Large Language Models (LLMs) used by AI can be fine-tuned with appropriate data concerning fairness, social justice, respect for other people, etc. This involves training the LLMs on data that reflects these values and minimizing potential sources of bias in the training data. Techniques such as learning from human feedback can also be used to improve the model’s behavior and ensure that it aligns with these values.

By fine-tuning LLMs with appropriate data, the AI can provide recommendations and feedback that are fair, respectful, and socially just.

There are several best practices that can be followed to ensure AI safety respecting architectures for use in educational AI systems. One approach is to use open-source foundation models for building custom domain-specific LLMs. OpenAI has developed a set of best practices applicable to any organization developing or deploying large language models (LLMs). These include publishing usage guidelines and terms of use of LLMs that prohibit material harm to individuals, communities, and society.

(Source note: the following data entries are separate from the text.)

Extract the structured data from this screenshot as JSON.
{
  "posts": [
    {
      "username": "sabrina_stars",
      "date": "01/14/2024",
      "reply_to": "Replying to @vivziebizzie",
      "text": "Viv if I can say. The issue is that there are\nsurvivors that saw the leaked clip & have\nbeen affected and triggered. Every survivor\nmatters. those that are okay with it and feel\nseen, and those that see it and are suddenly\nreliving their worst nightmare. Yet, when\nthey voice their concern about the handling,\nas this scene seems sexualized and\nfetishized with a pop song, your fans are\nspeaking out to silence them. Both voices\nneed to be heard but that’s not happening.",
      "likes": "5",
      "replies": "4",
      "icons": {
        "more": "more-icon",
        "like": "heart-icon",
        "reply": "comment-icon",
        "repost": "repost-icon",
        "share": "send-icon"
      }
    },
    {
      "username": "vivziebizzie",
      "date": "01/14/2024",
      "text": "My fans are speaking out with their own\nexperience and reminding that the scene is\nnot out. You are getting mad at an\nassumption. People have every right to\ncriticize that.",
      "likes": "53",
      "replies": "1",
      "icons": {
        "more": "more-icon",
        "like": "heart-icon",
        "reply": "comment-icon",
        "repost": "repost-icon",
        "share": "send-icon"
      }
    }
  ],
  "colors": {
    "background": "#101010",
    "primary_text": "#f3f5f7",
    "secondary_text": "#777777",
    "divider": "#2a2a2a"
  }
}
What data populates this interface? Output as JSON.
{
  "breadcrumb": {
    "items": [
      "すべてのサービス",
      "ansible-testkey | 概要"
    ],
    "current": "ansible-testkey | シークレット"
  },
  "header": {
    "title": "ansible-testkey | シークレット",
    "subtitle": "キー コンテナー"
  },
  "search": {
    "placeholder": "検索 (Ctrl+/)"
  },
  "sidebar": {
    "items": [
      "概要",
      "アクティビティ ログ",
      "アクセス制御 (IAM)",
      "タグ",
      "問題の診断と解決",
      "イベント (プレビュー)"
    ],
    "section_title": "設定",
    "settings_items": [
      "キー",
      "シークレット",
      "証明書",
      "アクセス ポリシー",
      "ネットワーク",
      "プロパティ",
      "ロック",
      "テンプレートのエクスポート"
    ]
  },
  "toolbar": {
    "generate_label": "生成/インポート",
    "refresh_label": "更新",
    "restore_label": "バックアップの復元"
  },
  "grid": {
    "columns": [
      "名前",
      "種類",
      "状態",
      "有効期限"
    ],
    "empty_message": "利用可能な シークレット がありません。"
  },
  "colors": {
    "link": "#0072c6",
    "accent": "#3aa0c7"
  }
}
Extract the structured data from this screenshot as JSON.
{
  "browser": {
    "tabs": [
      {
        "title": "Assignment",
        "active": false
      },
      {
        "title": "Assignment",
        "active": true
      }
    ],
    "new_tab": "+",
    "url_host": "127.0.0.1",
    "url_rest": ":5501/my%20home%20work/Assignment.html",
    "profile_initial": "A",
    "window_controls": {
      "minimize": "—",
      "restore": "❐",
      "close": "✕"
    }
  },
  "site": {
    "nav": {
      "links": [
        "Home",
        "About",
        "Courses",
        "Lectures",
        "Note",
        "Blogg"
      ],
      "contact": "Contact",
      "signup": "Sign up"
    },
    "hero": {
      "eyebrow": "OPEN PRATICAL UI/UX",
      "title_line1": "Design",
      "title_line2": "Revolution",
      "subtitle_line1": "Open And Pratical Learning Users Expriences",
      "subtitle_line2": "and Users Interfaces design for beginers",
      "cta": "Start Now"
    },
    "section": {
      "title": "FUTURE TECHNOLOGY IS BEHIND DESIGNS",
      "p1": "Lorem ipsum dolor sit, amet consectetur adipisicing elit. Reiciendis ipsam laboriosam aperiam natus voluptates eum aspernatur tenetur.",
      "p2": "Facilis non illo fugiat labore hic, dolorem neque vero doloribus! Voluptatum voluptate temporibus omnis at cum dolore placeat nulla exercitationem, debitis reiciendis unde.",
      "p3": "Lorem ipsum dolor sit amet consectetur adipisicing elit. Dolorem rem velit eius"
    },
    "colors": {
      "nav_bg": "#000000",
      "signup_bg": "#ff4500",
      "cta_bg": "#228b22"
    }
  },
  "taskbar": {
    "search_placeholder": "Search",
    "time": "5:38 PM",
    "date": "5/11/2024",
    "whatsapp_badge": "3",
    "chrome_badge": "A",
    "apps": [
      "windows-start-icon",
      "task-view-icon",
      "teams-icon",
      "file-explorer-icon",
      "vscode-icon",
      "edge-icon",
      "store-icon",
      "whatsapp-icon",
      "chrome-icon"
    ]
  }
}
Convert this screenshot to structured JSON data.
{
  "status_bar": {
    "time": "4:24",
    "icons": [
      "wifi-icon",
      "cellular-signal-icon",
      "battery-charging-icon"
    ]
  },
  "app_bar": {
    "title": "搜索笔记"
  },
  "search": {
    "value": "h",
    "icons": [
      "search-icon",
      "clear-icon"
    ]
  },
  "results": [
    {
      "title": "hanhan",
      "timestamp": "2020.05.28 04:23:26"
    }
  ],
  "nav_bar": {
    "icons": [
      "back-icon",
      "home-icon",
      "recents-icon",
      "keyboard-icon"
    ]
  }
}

They also recommend building systems and infrastructure to enforce usage guidelines.

There are several AI tools that can be used in education to automate tasks such as walking students through training material, automating testing and evaluation, and providing teachers with review material specific to each individual student for 1-on-1 teacher/student sessions. These types of tools rely on a combination of machine learning (ML) and AI to make it easier to grade, which saves time and energy.

It is important to ensure that AI systems are built, deployed, and used safely. OpenAI has developed a set of best practices for ensuring AI safety. These include conducting rigorous testing prior to releasing any new system, engaging external experts for feedback, working to improve the model’s behavior with techniques like reinforcement learning with human feedback, and building broad safety and monitoring systems.